Larry K. Wollensham wrote:
Arne Vajh??j wrote:
Richard Maher wrote:
For me, the important bits were: - finalize() is really just
belt-and-braces
and not a destructor, everything is GC'ed at process exit,
Note that finalizers will not necessarily be run at JVM exit.
It will only be guaranteed if System runFinalizersOnExit is called.
And that method is deprecated in every sense of the word.
> and you gotta
clean-up after yourself, there's no magic-wand or guaranteed
rundown-handler.
Yep.
Try catch finally and do the right thing.

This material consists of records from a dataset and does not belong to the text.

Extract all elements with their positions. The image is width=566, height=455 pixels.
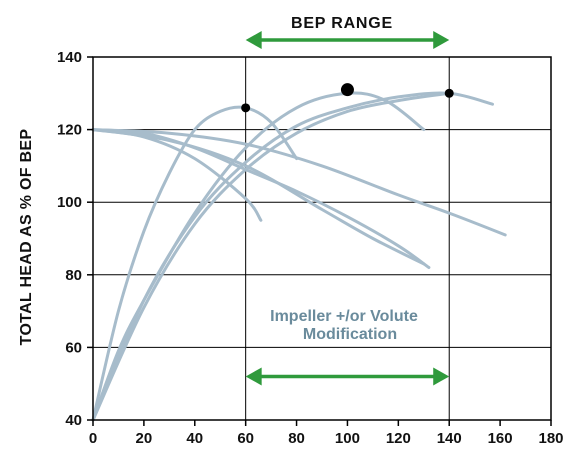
plot-frame bbox=[87, 56, 552, 426]
grid bbox=[93, 56, 551, 421]
bep-range-label: BEP RANGE bbox=[291, 15, 393, 32]
x-tick-label: 160 bbox=[488, 430, 513, 447]
y-tick-label: 60 bbox=[65, 339, 82, 356]
y-tick-label: 100 bbox=[57, 194, 82, 211]
y-axis-label: TOTAL HEAD AS % OF BEP bbox=[18, 129, 35, 346]
x-tick-label: 140 bbox=[437, 430, 462, 447]
pump-curve-5 bbox=[91, 91, 494, 422]
bep-point bbox=[340, 83, 354, 97]
bep-point bbox=[444, 88, 454, 98]
plot-border bbox=[92, 56, 552, 421]
x-tick-label: 0 bbox=[89, 430, 97, 447]
pump-curve-6 bbox=[91, 128, 507, 237]
bep-points bbox=[241, 83, 454, 113]
x-tick-label: 80 bbox=[288, 430, 305, 447]
pump-curve-8 bbox=[91, 128, 426, 266]
tick-labels: 0 20 40 60 80 100 120 140 160 180 40 60 80 100 120 140 bbox=[57, 49, 564, 447]
y-tick-label: 40 bbox=[65, 412, 82, 429]
pump-curve-3 bbox=[91, 91, 426, 422]
x-tick-label: 20 bbox=[136, 430, 153, 447]
modification-label-line1: Impeller +/or Volute bbox=[270, 308, 418, 325]
bep-range-arrow-head-left bbox=[245, 31, 262, 49]
pump-curves bbox=[91, 91, 507, 422]
x-tick-label: 40 bbox=[186, 430, 203, 447]
modification-arrow bbox=[245, 367, 450, 386]
y-tick-label: 120 bbox=[57, 122, 82, 139]
range-arrows bbox=[245, 31, 450, 386]
y-tick-label: 140 bbox=[57, 49, 82, 66]
x-tick-label: 120 bbox=[386, 430, 411, 447]
bep-range-arrow-head-right bbox=[433, 31, 450, 49]
modification-arrow-head-left bbox=[245, 367, 262, 386]
modification-arrow-head-right bbox=[433, 367, 450, 386]
x-tick-label: 60 bbox=[237, 430, 254, 447]
x-tick-label: 180 bbox=[538, 430, 563, 447]
bep-point bbox=[241, 103, 251, 113]
y-tick-label: 80 bbox=[65, 267, 82, 284]
x-tick-label: 100 bbox=[335, 430, 360, 447]
modification-label-line2: Modification bbox=[303, 326, 397, 343]
bep-range-arrow bbox=[245, 31, 450, 49]
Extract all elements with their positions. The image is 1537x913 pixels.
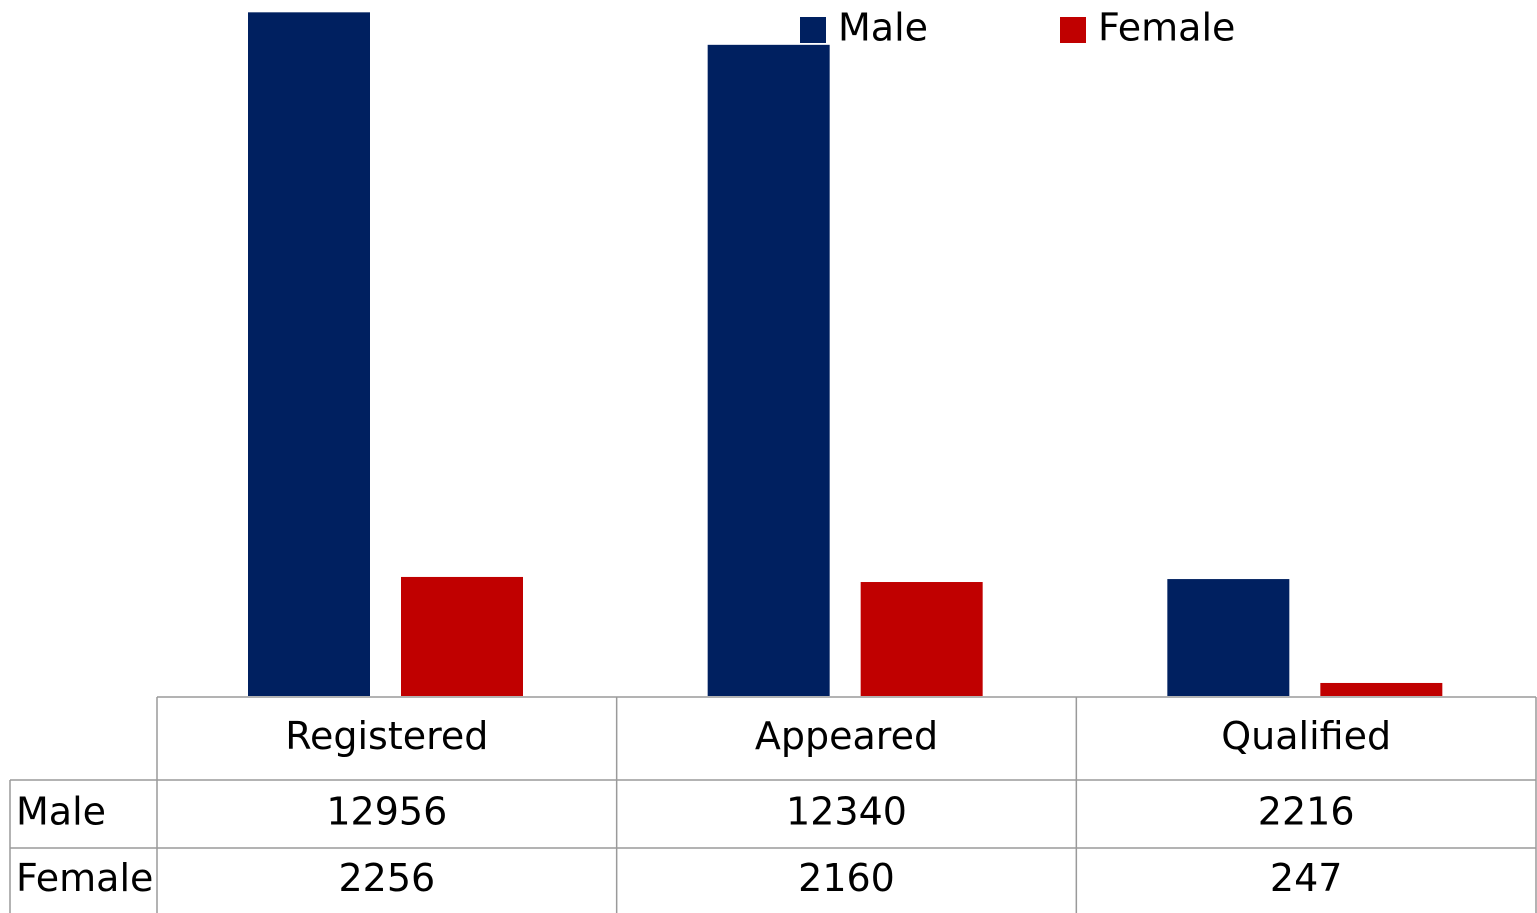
- legend-swatch: [1060, 17, 1086, 43]
- table-value: 12956: [326, 790, 447, 834]
- x-tick-label: Registered: [285, 714, 488, 758]
- table-row-label: Female: [16, 856, 153, 900]
- bar: [401, 576, 523, 696]
- x-tick-label: Appeared: [755, 714, 938, 758]
- x-tick-label: Qualified: [1221, 714, 1391, 758]
- legend-label: Male: [838, 6, 928, 50]
- bar: [1320, 682, 1443, 696]
- legend-label: Female: [1098, 6, 1235, 50]
- table-value: 2256: [338, 856, 435, 900]
- table-value: 247: [1270, 856, 1343, 900]
- table-value: 12340: [786, 790, 907, 834]
- table-row-label: Male: [16, 790, 106, 834]
- table-value: 2216: [1258, 790, 1355, 834]
- bar: [860, 582, 983, 696]
- bar: [1167, 579, 1290, 696]
- legend-swatch: [800, 17, 826, 43]
- table-value: 2160: [798, 856, 895, 900]
- bar: [707, 44, 830, 696]
- bar: [248, 12, 370, 697]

Remember that finally executes on any exit from the try block, including
success (fall out or return from inside it, or break or continue from
inside it to outside it).
Something like this will work:
public class MyClass {
private final InputStream wrapped;
public MyClass (int arg1) throws IOException {
if (arg1 < 0) throw new IllegalArgumentException();
boolean success = false;
InputStream w = null;
try {
w = new FileInputStream(getFile(arg1));
someSetupStuffThatMayThrow();
wrapped = w;
success = true;
} finally {
if (w != null && !success) w.close();
}
}
private static File getFile (int arg1) { ... }
private static void someSetupStuffThatMayThrow ()
throws IOException { ... }
}
The finally block cleans up by closing the InputStream only if a success
flag wasn't put up at the end of the try body (and only if the stream
itself was opened successfully).
Another approach puts separate try blocks around things that can fail.